Dr. Hanan Ashrawi, a Palestinian political leader and human rights activist, will give the inaugural lecture for UCSB’s Center for Middle East Studies (CMES) on Sunday at 2 p.m. in Campbell Hall.

“Hanan Ashrawi is probably one of the most well-known political leaders for the peace process in the Middle East,” CMES Assistant Director Garay Menicucci said. “She’s a feminist, human rights activist, and an academic. We thought that someone who was a human rights activist who dealt with broader questions of democratization of the Arab world was one of the best choices to inaugurate our center.”

Ashrawi’s many accomplishments and wide influence make her more than a good choice to deliver the inaugural lecture said Dwight Reynolds, CMES director and chair of Islamic and Near Eastern Studies. “Many people speak of Ashrawi as a potential president of Palestine,” he said.

Not all UCSB members agree with many of Ashrawi’s beliefs.

“Frankly, I’m disappointed that the center has chosen her for their opening ceremony; she often lies and distorts specifics in her speaking,” GauchoPAC Chair Jarad Bernstein said. “She wrongly accuses Israel of being responsible for the violence in the Middle East right now.”
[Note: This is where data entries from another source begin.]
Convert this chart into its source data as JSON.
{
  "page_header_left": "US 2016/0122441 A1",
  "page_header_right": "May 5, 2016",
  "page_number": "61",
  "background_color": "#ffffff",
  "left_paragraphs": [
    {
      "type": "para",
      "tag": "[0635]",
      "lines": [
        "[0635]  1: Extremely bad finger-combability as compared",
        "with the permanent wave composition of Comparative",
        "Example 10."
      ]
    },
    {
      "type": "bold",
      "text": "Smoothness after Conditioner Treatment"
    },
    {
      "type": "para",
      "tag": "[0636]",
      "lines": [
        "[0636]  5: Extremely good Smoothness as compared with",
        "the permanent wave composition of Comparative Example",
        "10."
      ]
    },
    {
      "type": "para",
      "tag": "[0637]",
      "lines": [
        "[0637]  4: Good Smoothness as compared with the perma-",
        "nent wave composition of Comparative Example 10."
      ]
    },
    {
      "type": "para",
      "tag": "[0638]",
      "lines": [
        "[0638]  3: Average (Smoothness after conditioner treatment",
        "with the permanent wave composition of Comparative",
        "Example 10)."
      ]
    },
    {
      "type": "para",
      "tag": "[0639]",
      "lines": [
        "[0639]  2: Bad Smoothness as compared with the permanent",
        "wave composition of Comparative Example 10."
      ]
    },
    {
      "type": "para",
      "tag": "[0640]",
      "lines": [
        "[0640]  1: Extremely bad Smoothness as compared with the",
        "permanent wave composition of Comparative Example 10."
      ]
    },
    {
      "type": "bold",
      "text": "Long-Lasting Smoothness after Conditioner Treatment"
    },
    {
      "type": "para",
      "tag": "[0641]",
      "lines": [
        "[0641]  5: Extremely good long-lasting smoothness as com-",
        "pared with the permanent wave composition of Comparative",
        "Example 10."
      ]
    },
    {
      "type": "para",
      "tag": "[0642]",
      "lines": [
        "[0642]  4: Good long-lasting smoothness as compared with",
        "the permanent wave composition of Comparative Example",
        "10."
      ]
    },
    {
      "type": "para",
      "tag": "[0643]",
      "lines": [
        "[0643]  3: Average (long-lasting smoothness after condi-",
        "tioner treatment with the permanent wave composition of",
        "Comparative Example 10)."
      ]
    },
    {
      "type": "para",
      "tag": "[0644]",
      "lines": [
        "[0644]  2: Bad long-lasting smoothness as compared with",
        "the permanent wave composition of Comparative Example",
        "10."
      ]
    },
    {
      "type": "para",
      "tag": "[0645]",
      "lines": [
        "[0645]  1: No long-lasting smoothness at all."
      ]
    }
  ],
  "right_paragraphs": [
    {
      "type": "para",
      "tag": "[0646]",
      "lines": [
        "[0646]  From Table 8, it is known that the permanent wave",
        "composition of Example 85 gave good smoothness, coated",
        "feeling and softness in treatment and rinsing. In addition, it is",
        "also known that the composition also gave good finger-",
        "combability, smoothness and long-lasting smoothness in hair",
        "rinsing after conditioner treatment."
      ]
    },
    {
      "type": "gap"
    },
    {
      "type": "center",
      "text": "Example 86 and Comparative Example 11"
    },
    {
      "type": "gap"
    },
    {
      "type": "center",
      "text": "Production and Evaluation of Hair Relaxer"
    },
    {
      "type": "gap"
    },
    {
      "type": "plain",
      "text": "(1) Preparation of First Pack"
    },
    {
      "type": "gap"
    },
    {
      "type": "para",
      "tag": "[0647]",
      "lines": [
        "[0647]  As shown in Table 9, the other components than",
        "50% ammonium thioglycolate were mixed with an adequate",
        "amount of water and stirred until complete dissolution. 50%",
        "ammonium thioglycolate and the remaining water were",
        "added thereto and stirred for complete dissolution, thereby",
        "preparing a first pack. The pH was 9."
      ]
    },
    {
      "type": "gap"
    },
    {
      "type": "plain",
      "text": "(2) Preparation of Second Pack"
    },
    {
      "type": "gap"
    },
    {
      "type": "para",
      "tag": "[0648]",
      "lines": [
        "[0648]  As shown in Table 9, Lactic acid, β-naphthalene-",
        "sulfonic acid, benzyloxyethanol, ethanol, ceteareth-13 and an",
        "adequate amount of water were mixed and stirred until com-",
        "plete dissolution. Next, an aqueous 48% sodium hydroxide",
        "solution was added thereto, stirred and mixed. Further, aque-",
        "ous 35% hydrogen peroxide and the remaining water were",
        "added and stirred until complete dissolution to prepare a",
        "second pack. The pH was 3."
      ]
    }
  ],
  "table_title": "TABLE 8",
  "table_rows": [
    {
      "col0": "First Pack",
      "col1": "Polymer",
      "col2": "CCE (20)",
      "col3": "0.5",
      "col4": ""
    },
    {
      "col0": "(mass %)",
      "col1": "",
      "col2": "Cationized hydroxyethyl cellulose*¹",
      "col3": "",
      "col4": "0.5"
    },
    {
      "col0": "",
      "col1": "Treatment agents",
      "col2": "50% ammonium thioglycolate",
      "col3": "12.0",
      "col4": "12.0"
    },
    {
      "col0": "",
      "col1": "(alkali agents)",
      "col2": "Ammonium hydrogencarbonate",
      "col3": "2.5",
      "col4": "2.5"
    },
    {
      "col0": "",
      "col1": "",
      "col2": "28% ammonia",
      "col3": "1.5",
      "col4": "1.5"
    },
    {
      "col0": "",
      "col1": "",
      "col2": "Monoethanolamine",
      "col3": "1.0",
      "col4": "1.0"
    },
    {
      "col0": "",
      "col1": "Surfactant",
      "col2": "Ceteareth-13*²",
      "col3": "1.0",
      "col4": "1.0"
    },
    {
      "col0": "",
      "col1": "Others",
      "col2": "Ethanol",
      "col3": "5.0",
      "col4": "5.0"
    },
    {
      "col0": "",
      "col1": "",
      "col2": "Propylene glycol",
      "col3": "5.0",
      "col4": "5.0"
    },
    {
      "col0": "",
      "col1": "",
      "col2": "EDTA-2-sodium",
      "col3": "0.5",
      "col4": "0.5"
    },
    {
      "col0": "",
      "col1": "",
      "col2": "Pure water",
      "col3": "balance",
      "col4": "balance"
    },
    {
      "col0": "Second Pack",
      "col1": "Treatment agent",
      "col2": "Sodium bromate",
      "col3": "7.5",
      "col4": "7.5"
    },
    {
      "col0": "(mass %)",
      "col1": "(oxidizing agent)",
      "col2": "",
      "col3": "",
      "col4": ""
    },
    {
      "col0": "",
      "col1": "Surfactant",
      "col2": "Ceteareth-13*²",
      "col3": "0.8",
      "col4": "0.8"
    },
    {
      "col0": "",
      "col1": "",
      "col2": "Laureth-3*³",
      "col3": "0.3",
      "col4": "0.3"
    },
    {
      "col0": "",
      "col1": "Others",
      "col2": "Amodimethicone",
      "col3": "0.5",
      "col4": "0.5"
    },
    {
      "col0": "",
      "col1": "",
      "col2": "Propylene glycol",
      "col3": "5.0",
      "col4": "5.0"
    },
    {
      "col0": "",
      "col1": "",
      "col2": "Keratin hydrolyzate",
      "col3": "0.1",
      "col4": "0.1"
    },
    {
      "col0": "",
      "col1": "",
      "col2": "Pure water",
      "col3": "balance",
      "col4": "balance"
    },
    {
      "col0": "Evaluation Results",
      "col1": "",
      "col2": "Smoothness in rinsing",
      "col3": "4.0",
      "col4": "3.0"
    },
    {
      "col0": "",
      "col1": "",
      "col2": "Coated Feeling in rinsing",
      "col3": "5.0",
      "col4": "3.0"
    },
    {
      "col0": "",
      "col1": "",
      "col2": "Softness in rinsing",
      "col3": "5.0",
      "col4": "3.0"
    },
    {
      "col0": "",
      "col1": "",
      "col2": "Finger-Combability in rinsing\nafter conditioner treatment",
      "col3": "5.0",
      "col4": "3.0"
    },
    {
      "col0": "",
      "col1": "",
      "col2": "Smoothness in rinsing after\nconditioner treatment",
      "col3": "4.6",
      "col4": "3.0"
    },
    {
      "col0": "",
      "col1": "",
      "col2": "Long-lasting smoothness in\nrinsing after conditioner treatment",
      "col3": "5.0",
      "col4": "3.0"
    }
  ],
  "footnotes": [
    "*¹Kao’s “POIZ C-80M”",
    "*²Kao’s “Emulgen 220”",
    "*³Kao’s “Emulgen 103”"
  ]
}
Although he disagrees with Ashrawi’s specific message, Bernstein said Americans – not just Jews, Muslims, and other involved groups – should be concerned about the Middle East.

UCSB Rabbi Stephen Cohen also said he sees problems with Ashrawi’s speech.

“Of course she is an articulate and prominent personality in the Israeli-Palestinian conflict … however, this is the center’s inaugural lecture,” he said. “The implicit message in choosing this topic, and this speaker, is that the center has a position regarding the Israeli-Palestinian conflict, and is using this occasion to announce its position. I hope this is not the case, but I know that this is how it feels to many members of our Jewish community.”

The CMES opened on August 15, 2000 and is the 12th Middle East studies research center in the U.S. The CMES tries to promote the study of the cultures, religions and histories of the people of the region, Menicucci said.

“The CMES supports curriculum development, research and outreach about the Middle East on the UCSB campus and in the larger community,” Reynolds said.

This quarter, the CMES has engaged in outreach to K-12 schools in the area, sponsored cultural programs and Middle Eastern music concerts, and brought Leah Rabin, widow of the late Prime Minister of Israel, to lecture. The UCSB Middle East music ensemble, with its 65 members, is larger than any other in the U.S., Menicucci said. The CMES also administers scholarships to UCSB students and supports Middle East classes taught by CMES-affiliated professors.

The CMES is placing much emphasis on the Middle East conflict, Reynolds said.

“Although we strive to educate people about all aspects of the region, the Arab/Israeli crisis is the single best-known event right now,” he said.

Unlike other national Middle East research centers, such as those at UCLA and UC Berkeley, the UCSB CMES places an academic emphasis on comparative studies of the Middle East and South Asia.

“The task of promoting research and disseminating information about a region as fraught with disagreements as the Middle East is always a controversial one. … But as an academic institution, the CMES, and the University of California as a whole, are dedicated to promoting a space for free and uncensored presentations of a broad spectrum of views,” Reynolds said.

Ashwari was chosen to inaugurate the CMES because she has been an outspoken advocate of human rights, and directed criticism both at Palestinian leadership and Israeli military occupation for their abuses of basic human rights, Reynolds said.

“To be willing to stand in the middle [as Ashrawi does] is the most dangerous, radical position to take,” Reynolds said. “She dares to be a moderate [and] has constantly and consistently advocated dialogue even in times when most people argued that dialogue was not possible.”

“It’s a once-in-a-lifetime opportunity for students to see someone who is such an influential newsmaker like her,” Menicucci said. “I can’t think of anyone that Arts and Lectures has brought this year who has been a more distinguished speaker than Hanan Ashrawi.”